The WHO Global Report on Sodium Intake Reduction highlights the significance of reducing salt intake to improve population health outcomes. The report assesses the progress of various countries towards reducing sodium intake and achieving the Sustainable Development Goal target.

Sodium Country Score:

The report allocates a sodium country score to each member state to estimate the impact of policy progress on population dietary sodium intake and cardiovascular disease. The score ranges from 0 to 100, with higher scores indicating more progress towards reducing sodium intake.

Importance of Reducing Salt Intake:

Reducing salt intake is identified as one of the most cost-effective measures that countries can take to improve population health outcomes. High salt intake is associated with an increased risk of cardiovascular disease, hypertension, and stroke.

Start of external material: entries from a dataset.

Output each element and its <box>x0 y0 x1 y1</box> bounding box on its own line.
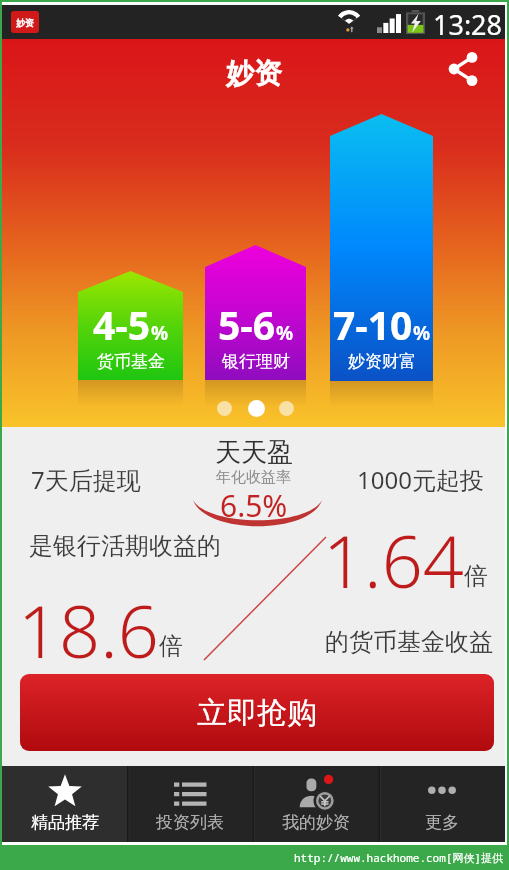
staticText: 妙资 <box>226 56 282 91</box>
staticText: 4-5 <box>93 298 151 351</box>
staticText: 更多 <box>425 812 459 833</box>
staticText: 妙资财富 <box>348 351 416 372</box>
staticText: 投资列表 <box>156 812 224 833</box>
button[interactable]: Share <box>444 47 484 87</box>
button[interactable]: 精品推荐 <box>2 766 127 842</box>
staticText: 7-10 <box>333 298 413 351</box>
staticText: 我的妙资 <box>282 812 350 833</box>
staticText: 妙资 <box>16 17 34 28</box>
staticText: 货币基金 <box>97 351 165 372</box>
staticText: 银行理财 <box>222 351 290 372</box>
staticText: 倍 <box>464 561 488 591</box>
staticText: % <box>413 320 431 346</box>
staticText: 精品推荐 <box>31 812 99 833</box>
staticText: 的货币基金收益 <box>325 627 493 657</box>
staticText: 7天后提现 <box>31 463 141 496</box>
staticText: % <box>151 320 169 346</box>
button[interactable]: 投资列表 <box>127 766 253 842</box>
staticText: 1000元起投 <box>357 463 484 496</box>
staticText: 立即抢购 <box>197 694 317 732</box>
staticText: % <box>276 320 294 346</box>
button[interactable]: 我的妙资 <box>253 766 379 842</box>
staticText: 5-6 <box>218 298 276 351</box>
staticText: 倍 <box>159 631 183 661</box>
staticText: 是银行活期收益的 <box>29 531 221 561</box>
staticText: 1.64 <box>323 511 464 609</box>
staticText: 13:28 <box>433 6 503 40</box>
staticText: 18.6 <box>18 581 159 679</box>
button[interactable]: 更多 <box>379 766 505 842</box>
staticText: http://www.hackhome.com[网侠]提供 <box>294 850 503 865</box>
staticText: 天天盈 <box>215 436 293 469</box>
staticText: 年化收益率 <box>216 468 291 487</box>
staticText: 6.5% <box>220 485 288 526</box>
button[interactable]: 立即抢购 <box>20 674 494 751</box>
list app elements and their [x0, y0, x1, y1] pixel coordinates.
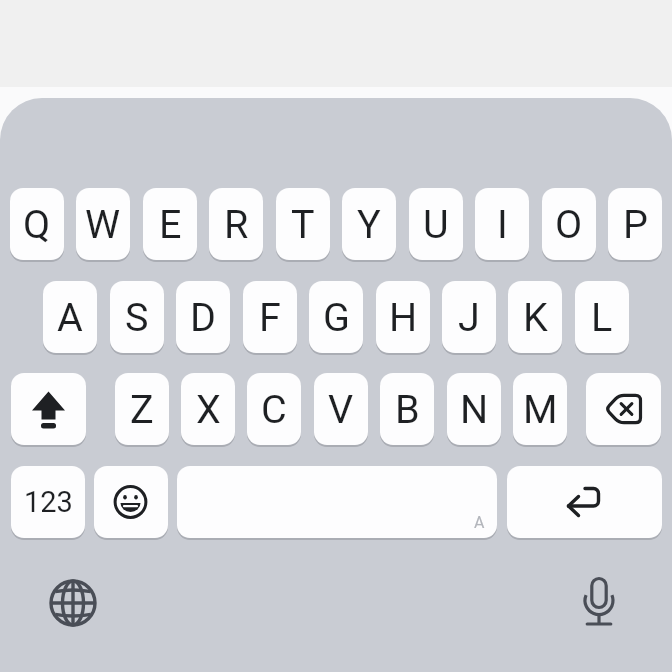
button[interactable]: Y	[342, 188, 396, 260]
staticText: J	[458, 294, 480, 340]
staticText: O	[555, 201, 583, 247]
button[interactable]: D	[176, 281, 230, 353]
button[interactable]	[11, 373, 86, 445]
staticText: E	[159, 201, 182, 247]
staticText: A	[474, 513, 485, 532]
staticText: G	[323, 294, 350, 340]
button[interactable]: H	[376, 281, 430, 353]
button[interactable]: I	[475, 188, 529, 260]
button[interactable]	[507, 466, 662, 538]
staticText: I	[497, 201, 508, 247]
button[interactable]	[569, 571, 629, 631]
staticText: N	[460, 386, 489, 432]
button[interactable]	[94, 466, 168, 538]
button[interactable]: T	[276, 188, 330, 260]
button[interactable]: W	[76, 188, 130, 260]
button[interactable]: Q	[10, 188, 64, 260]
button[interactable]: E	[143, 188, 197, 260]
staticText: Y	[357, 201, 381, 247]
staticText: W	[85, 201, 121, 247]
staticText: B	[395, 386, 420, 432]
button[interactable]: X	[181, 373, 235, 445]
button[interactable]: J	[442, 281, 496, 353]
button[interactable]: K	[508, 281, 562, 353]
staticText: V	[328, 386, 354, 432]
staticText: Z	[130, 386, 154, 432]
staticText: S	[125, 294, 149, 340]
staticText: A	[57, 294, 83, 340]
button[interactable]: M	[513, 373, 567, 445]
staticText: M	[523, 386, 558, 432]
button[interactable]: A	[177, 466, 497, 538]
button[interactable]: N	[447, 373, 501, 445]
button[interactable]: P	[608, 188, 662, 260]
button[interactable]: F	[243, 281, 297, 353]
staticText: C	[261, 386, 287, 432]
button[interactable]: Z	[115, 373, 169, 445]
staticText: R	[224, 201, 249, 247]
button[interactable]: 123	[11, 466, 85, 538]
button[interactable]	[43, 573, 103, 633]
button[interactable]: A	[43, 281, 97, 353]
staticText: D	[190, 294, 216, 340]
staticText: 123	[24, 485, 73, 519]
button[interactable]: G	[309, 281, 363, 353]
staticText: F	[259, 294, 281, 340]
button[interactable]: U	[409, 188, 463, 260]
staticText: X	[196, 386, 221, 432]
staticText: Q	[23, 201, 51, 247]
button[interactable]	[586, 373, 661, 445]
staticText: H	[389, 294, 418, 340]
staticText: L	[591, 294, 613, 340]
button[interactable]: S	[110, 281, 164, 353]
button[interactable]: V	[314, 373, 368, 445]
staticText: P	[623, 201, 648, 247]
button[interactable]: B	[380, 373, 434, 445]
button[interactable]: L	[575, 281, 629, 353]
staticText: U	[423, 201, 449, 247]
staticText: K	[523, 294, 548, 340]
button[interactable]: C	[247, 373, 301, 445]
staticText: T	[291, 201, 315, 247]
button[interactable]: R	[209, 188, 263, 260]
button[interactable]: O	[542, 188, 596, 260]
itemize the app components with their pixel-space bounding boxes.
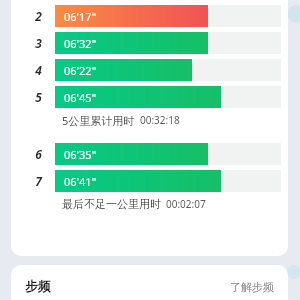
staticText: 06'41" [64,174,97,189]
staticText: 2 [35,8,42,24]
staticText: 7 [35,173,42,189]
staticText: 最后不足一公里用时 [62,197,161,211]
button[interactable]: 4 [11,54,288,81]
staticText: 6 [35,146,42,162]
staticText: 06'32" [64,36,97,51]
staticText: 00:32:18 [140,113,180,127]
button[interactable]: 6 [11,138,288,165]
button[interactable]: 5 [11,81,288,108]
staticText: 06'35" [64,147,97,162]
button[interactable]: 了解步频 [230,280,274,300]
staticText: 3 [35,35,42,51]
staticText: 了解步频 [230,280,274,294]
staticText: 5公里累计用时 [62,113,135,128]
button[interactable]: 2 [11,0,288,27]
staticText: 步频 [25,278,51,294]
staticText: 5 [35,89,42,105]
staticText: 00:02:07 [166,197,206,211]
button[interactable]: 7 [11,165,288,192]
staticText: 06'45" [64,90,97,105]
staticText: 06'22" [64,63,97,78]
staticText: 4 [35,62,42,78]
staticText: 06'17" [64,9,97,24]
button[interactable]: 3 [11,27,288,54]
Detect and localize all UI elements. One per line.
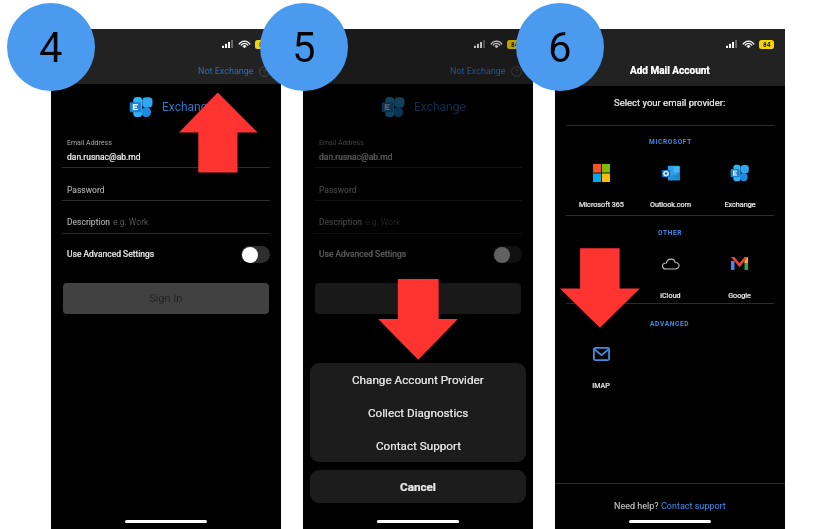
staticText: Need help? [614, 501, 661, 512]
staticText: Password [319, 185, 357, 195]
button[interactable]: Collect Diagnostics [310, 396, 526, 429]
staticText: 84 [763, 41, 771, 49]
staticText: 5 [292, 23, 316, 72]
button[interactable]: iCloud [636, 252, 705, 274]
button[interactable]: Cancel [310, 470, 526, 503]
button[interactable]: Outlook.com [636, 162, 705, 184]
staticText: Cancel [400, 480, 436, 494]
staticText: e.g. Work [113, 217, 149, 227]
button[interactable]: Sign In [315, 283, 521, 314]
button[interactable]: Sign In [63, 283, 269, 314]
staticText: ADVANCED [650, 320, 690, 328]
staticText: Microsoft 365 [579, 200, 624, 208]
staticText: Exchange [414, 100, 466, 114]
staticText: Sign In [149, 292, 183, 305]
staticText: Use Advanced Settings [67, 249, 155, 259]
staticText: ? [263, 68, 267, 76]
staticText: IMAP [592, 381, 610, 389]
staticText: Select your email provider: [614, 97, 726, 108]
staticText: Contact Support [376, 439, 461, 453]
button[interactable]: Use Advanced Settings [319, 243, 522, 265]
staticText: 84 [259, 41, 267, 49]
staticText: Description [67, 217, 113, 227]
staticText: 84 [511, 41, 519, 49]
button[interactable]: Exchange [705, 162, 774, 184]
staticText: Use Advanced Settings [319, 249, 407, 259]
staticText: Description [319, 217, 365, 227]
other: Help [511, 66, 522, 77]
staticText: Google [728, 291, 751, 299]
staticText: e.g. Work [365, 217, 401, 227]
staticText: dan.rusnac@ab.md [67, 152, 141, 162]
staticText: Exchange [162, 100, 214, 114]
staticText: OTHER [658, 229, 683, 237]
staticText: Exchange [724, 200, 756, 208]
staticText: Email Address [67, 139, 112, 147]
staticText: Password [67, 185, 105, 195]
button[interactable]: Contact Support [310, 429, 526, 462]
staticText: 4 [39, 23, 63, 72]
button[interactable]: Not Exchange [450, 66, 522, 77]
button[interactable]: IMAP [566, 343, 636, 365]
staticText: 12:43 [567, 39, 588, 48]
staticText: Change Account Provider [352, 373, 484, 387]
staticText: MICROSOFT [649, 138, 692, 146]
button[interactable]: Not Exchange [198, 66, 270, 77]
other: Help [259, 66, 270, 77]
button[interactable]: Google [705, 252, 774, 274]
staticText: ? [515, 68, 519, 76]
button[interactable]: Microsoft 365 [566, 162, 636, 184]
button[interactable]: Contact support [661, 501, 726, 512]
staticText: iCloud [660, 291, 681, 299]
staticText: Outlook.com [650, 200, 691, 208]
staticText: Add Mail Account [630, 65, 710, 77]
staticText: Collect Diagnostics [368, 406, 469, 420]
staticText: dan.rusnac@ab.md [319, 152, 393, 162]
staticText: Not Exchange [450, 66, 506, 77]
button[interactable]: Change Account Provider [310, 363, 526, 396]
staticText: Not Exchange [198, 66, 254, 77]
staticText: 6 [548, 23, 572, 72]
staticText: Email Address [319, 139, 364, 147]
button[interactable]: Use Advanced Settings [67, 243, 270, 265]
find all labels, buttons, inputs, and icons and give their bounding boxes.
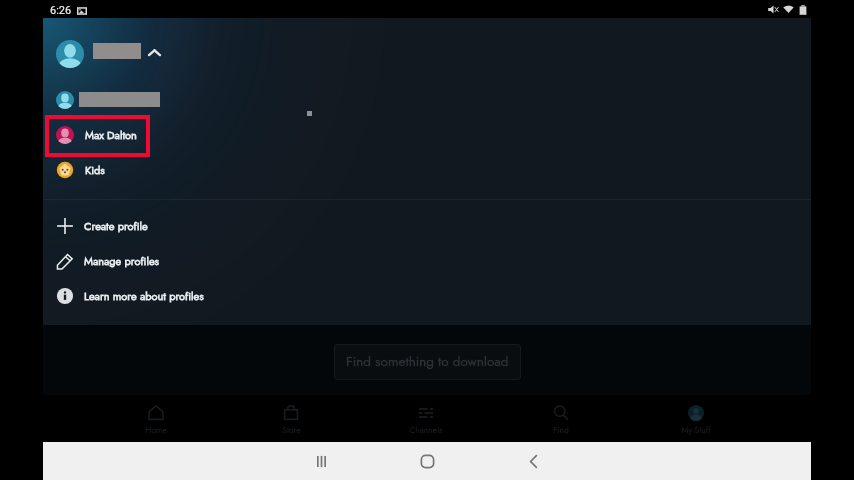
button[interactable]: My Stuff (651, 398, 741, 443)
staticText: Find (553, 424, 569, 436)
button[interactable]: Back (498, 442, 568, 480)
button[interactable]: Create profile (43, 216, 323, 236)
staticText: Create profile (84, 218, 148, 234)
staticText: My Stuff (681, 424, 711, 436)
button[interactable]: Learn more about profiles (43, 286, 323, 306)
staticText: Kids (85, 162, 105, 178)
button[interactable] (43, 88, 218, 111)
button[interactable]: Store (246, 398, 336, 443)
staticText: Learn more about profiles (84, 288, 204, 304)
button[interactable]: Max Dalton (43, 123, 218, 147)
button[interactable]: Recent apps (286, 442, 356, 480)
button[interactable]: Find something to download (334, 344, 521, 380)
staticText: Max Dalton (85, 127, 137, 143)
button[interactable] (43, 36, 218, 71)
button[interactable]: Kids (43, 158, 218, 182)
staticText: Manage profiles (84, 253, 160, 269)
staticText: Store (282, 424, 301, 436)
staticText: Home (145, 424, 167, 436)
staticText: Find something to download (346, 352, 509, 372)
staticText: 6:26 (50, 4, 72, 17)
button[interactable]: Home (111, 398, 201, 443)
button[interactable]: Channels (381, 398, 471, 443)
staticText: Channels (409, 424, 443, 436)
button[interactable]: Home (392, 442, 462, 480)
button[interactable]: Manage profiles (43, 251, 323, 271)
button[interactable]: Find (516, 398, 606, 443)
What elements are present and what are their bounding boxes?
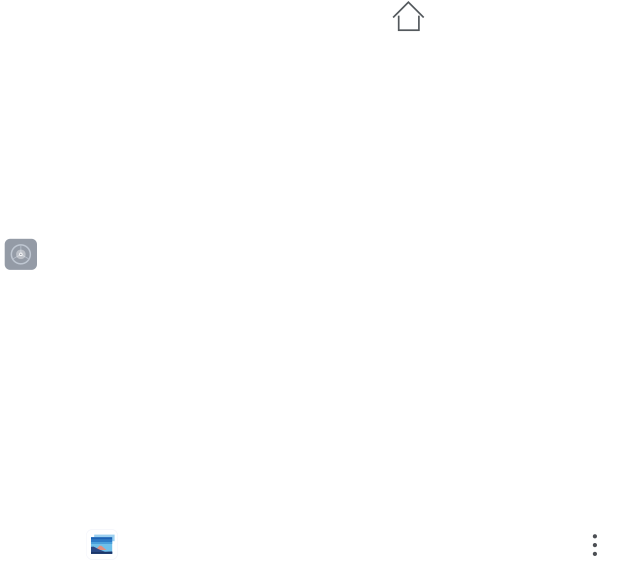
button[interactable]: Photos — [86, 529, 118, 560]
button[interactable]: Home — [392, 0, 424, 32]
button[interactable]: Settings — [5, 239, 37, 270]
button[interactable]: More options — [593, 534, 597, 556]
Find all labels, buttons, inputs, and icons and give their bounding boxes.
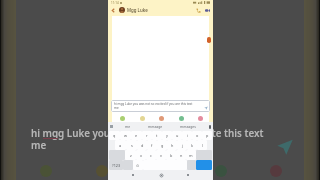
button[interactable]: e: [131, 131, 142, 140]
button[interactable]: Back: [110, 7, 117, 14]
button[interactable]: i: [182, 131, 192, 140]
button[interactable]: k: [187, 140, 197, 150]
button[interactable]: t: [152, 131, 162, 140]
button[interactable]: d: [137, 140, 147, 150]
button[interactable]: Apps: [196, 114, 204, 122]
button[interactable]: c: [146, 150, 156, 160]
button[interactable]: s: [126, 140, 137, 150]
button[interactable]: r: [142, 131, 152, 140]
button[interactable]: Back: [130, 172, 136, 178]
staticText: y: [166, 133, 168, 138]
staticText: r: [146, 133, 148, 138]
staticText: message: [148, 124, 163, 129]
staticText: e: [135, 133, 138, 138]
button[interactable]: [196, 160, 212, 170]
button[interactable]: j: [177, 140, 187, 150]
staticText: t: [156, 133, 158, 138]
staticText: c: [150, 153, 152, 158]
staticText: q: [113, 133, 116, 138]
staticText: me: [114, 106, 119, 110]
button[interactable]: m: [186, 150, 196, 160]
button[interactable]: v: [156, 150, 166, 160]
button[interactable]: l: [197, 140, 207, 150]
button[interactable]: a: [115, 140, 126, 150]
button[interactable]: w: [120, 131, 131, 140]
button[interactable]: hi mgg Luke you was not so excited if yo…: [111, 100, 210, 112]
staticText: hi mgg Luke you want to read and write t…: [31, 127, 264, 140]
button[interactable]: Video call: [204, 7, 210, 13]
staticText: ⊙: [136, 163, 140, 167]
staticText: z: [130, 153, 132, 158]
staticText: ?123: [112, 163, 121, 168]
staticText: k: [191, 143, 194, 148]
button[interactable]: p: [202, 131, 212, 140]
staticText: Mgg Luke: [127, 7, 148, 13]
staticText: j: [182, 143, 183, 148]
staticText: me: [125, 124, 131, 129]
button[interactable]: ?123: [109, 160, 123, 170]
staticText: hi mgg Luke you was not so excited if yo…: [114, 102, 193, 106]
button[interactable]: u: [172, 131, 182, 140]
staticText: d: [141, 143, 144, 148]
staticText: p: [206, 133, 209, 138]
staticText: n: [180, 153, 183, 158]
staticText: i: [187, 133, 188, 138]
staticText: m: [189, 153, 193, 158]
staticText: s: [131, 143, 133, 148]
staticText: v: [160, 153, 162, 158]
button[interactable]: y: [162, 131, 172, 140]
button[interactable]: ⊙: [133, 160, 143, 170]
button[interactable]: x: [136, 150, 146, 160]
button[interactable]: o: [192, 131, 202, 140]
staticText: o: [196, 133, 199, 138]
button[interactable]: h: [167, 140, 177, 150]
button[interactable]: b: [166, 150, 176, 160]
button[interactable]: Camera: [157, 114, 165, 122]
staticText: g: [161, 143, 164, 148]
staticText: u: [176, 133, 179, 138]
button[interactable]: Home: [158, 172, 164, 178]
staticText: me: [31, 139, 47, 152]
button[interactable]: Draw: [177, 114, 185, 122]
button[interactable]: g: [157, 140, 167, 150]
staticText: a: [119, 143, 122, 148]
staticText: b: [170, 153, 173, 158]
button[interactable]: n: [176, 150, 186, 160]
staticText: w: [124, 133, 127, 138]
staticText: l: [202, 143, 203, 148]
button[interactable]: Voice call: [195, 7, 201, 13]
button[interactable]: q: [109, 131, 120, 140]
staticText: messages: [180, 124, 196, 129]
staticText: 11:14: [111, 1, 119, 5]
button[interactable]: z: [125, 150, 136, 160]
staticText: x: [140, 153, 143, 158]
staticText: f: [151, 143, 153, 148]
button[interactable]: f: [147, 140, 157, 150]
button[interactable]: Gallery: [138, 114, 146, 122]
button[interactable]: Sticker: [118, 114, 126, 122]
button[interactable]: Recents: [185, 172, 191, 178]
staticText: h: [171, 143, 174, 148]
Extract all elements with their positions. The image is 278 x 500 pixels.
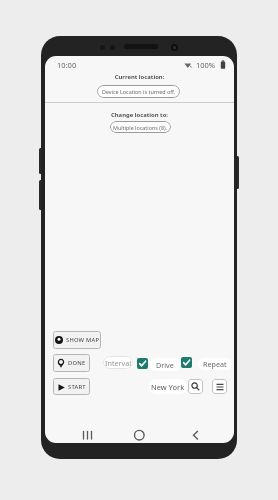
button[interactable] bbox=[181, 357, 192, 368]
button[interactable]: SHOW MAP bbox=[53, 331, 101, 349]
staticText: Device Location is turned off. bbox=[102, 88, 176, 95]
button[interactable]: Multiple locations (8). bbox=[110, 121, 171, 133]
button[interactable] bbox=[78, 427, 100, 442]
staticText: Drive bbox=[156, 360, 174, 370]
staticText: New York bbox=[151, 382, 185, 392]
staticText: Multiple locations (8). bbox=[113, 124, 168, 131]
button[interactable]: New York bbox=[149, 379, 187, 394]
staticText: Interval bbox=[105, 358, 132, 368]
button[interactable]: Device Location is turned off. bbox=[97, 85, 180, 98]
staticText: Current location: bbox=[45, 73, 234, 81]
button[interactable]: START bbox=[53, 378, 90, 395]
button[interactable] bbox=[212, 379, 227, 394]
staticText: START bbox=[68, 383, 86, 391]
button[interactable] bbox=[128, 427, 150, 442]
staticText: 100% bbox=[196, 60, 216, 70]
staticText: 10:00 bbox=[57, 60, 77, 70]
button[interactable]: Interval bbox=[103, 356, 133, 369]
button[interactable]: Repeat bbox=[198, 358, 232, 370]
staticText: Repeat bbox=[203, 359, 227, 369]
button[interactable] bbox=[188, 379, 203, 394]
button[interactable] bbox=[185, 427, 207, 442]
staticText: SHOW MAP bbox=[66, 336, 100, 344]
button[interactable]: DONE bbox=[53, 354, 90, 372]
staticText: DONE bbox=[68, 359, 86, 367]
button[interactable]: Drive bbox=[150, 358, 180, 371]
button[interactable] bbox=[137, 358, 148, 369]
staticText: Change location to: bbox=[45, 111, 234, 119]
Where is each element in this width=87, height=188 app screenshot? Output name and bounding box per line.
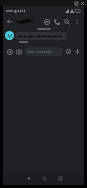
- button[interactable]: Camera: [14, 47, 23, 56]
- staticText: Text message: [27, 49, 53, 54]
- button[interactable]: Search: [62, 15, 72, 28]
- button[interactable]: Back: [5, 17, 14, 26]
- button[interactable]: Add attachment: [5, 47, 14, 56]
- button[interactable]: Sender avatar: [5, 31, 14, 40]
- button[interactable]: Video call: [42, 15, 52, 28]
- button[interactable]: Maximize: [73, 0, 79, 6]
- button[interactable]: Close: [79, 0, 85, 6]
- button[interactable]: Contact details: [15, 19, 42, 24]
- button[interactable]: Stickers: [64, 47, 73, 56]
- button[interactable]: More options: [72, 15, 82, 28]
- button[interactable]: Back: [20, 171, 36, 185]
- button[interactable]: Voice message: [73, 47, 82, 56]
- button[interactable]: [16, 32, 67, 40]
- staticText: M: [7, 32, 13, 40]
- button[interactable]: Text message: [24, 47, 63, 56]
- button[interactable]: Home: [36, 171, 52, 185]
- button[interactable]: Call: [52, 15, 62, 28]
- button[interactable]: Recent apps: [52, 171, 68, 185]
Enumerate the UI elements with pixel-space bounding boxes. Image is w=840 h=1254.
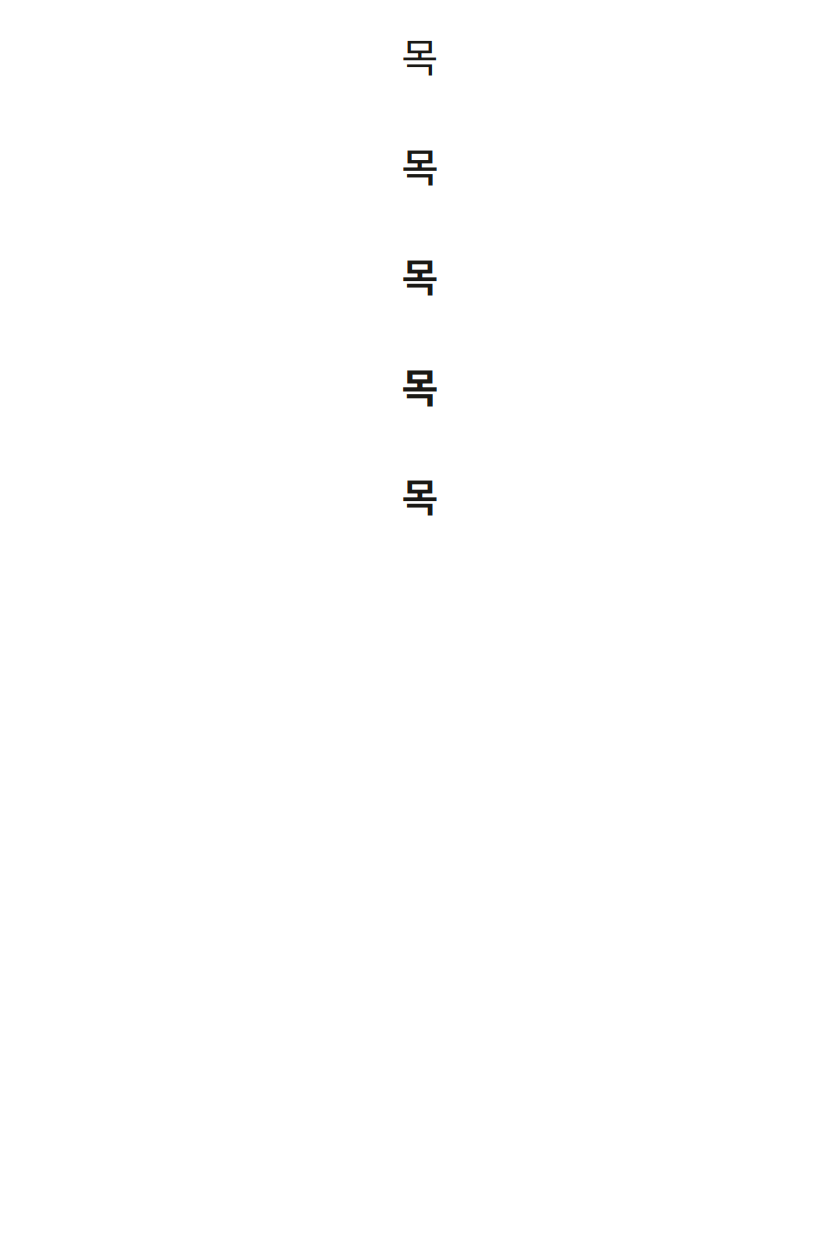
staticText: 목 bbox=[402, 466, 438, 524]
staticText: 목 bbox=[402, 246, 438, 304]
staticText: 목 bbox=[402, 136, 438, 194]
staticText: 목 bbox=[402, 26, 438, 84]
staticText: 목 bbox=[402, 356, 438, 414]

Impact of WHO Recommended Policies:

The report states that the WHO recommended policies to reduce sodium intake can prevent 2 million deaths by 2025 and 7 million deaths by 2030. These policies include reducing salt in processed foods, implementing consumer education programs, and setting targets for salt reduction.

Current Progress:

However, the report reveals that the world is not on track to achieve the global target of reducing sodium intake by 30% by 2025. Many countries have not yet implemented the WHO recommended policies, and others have made limited progress.


One of the challenges in reducing sodium intake is the high salt content in processed foods. The food industry needs to be encouraged to reduce the salt content in their products, and consumers need to be educated about the health risks associated with high salt intake.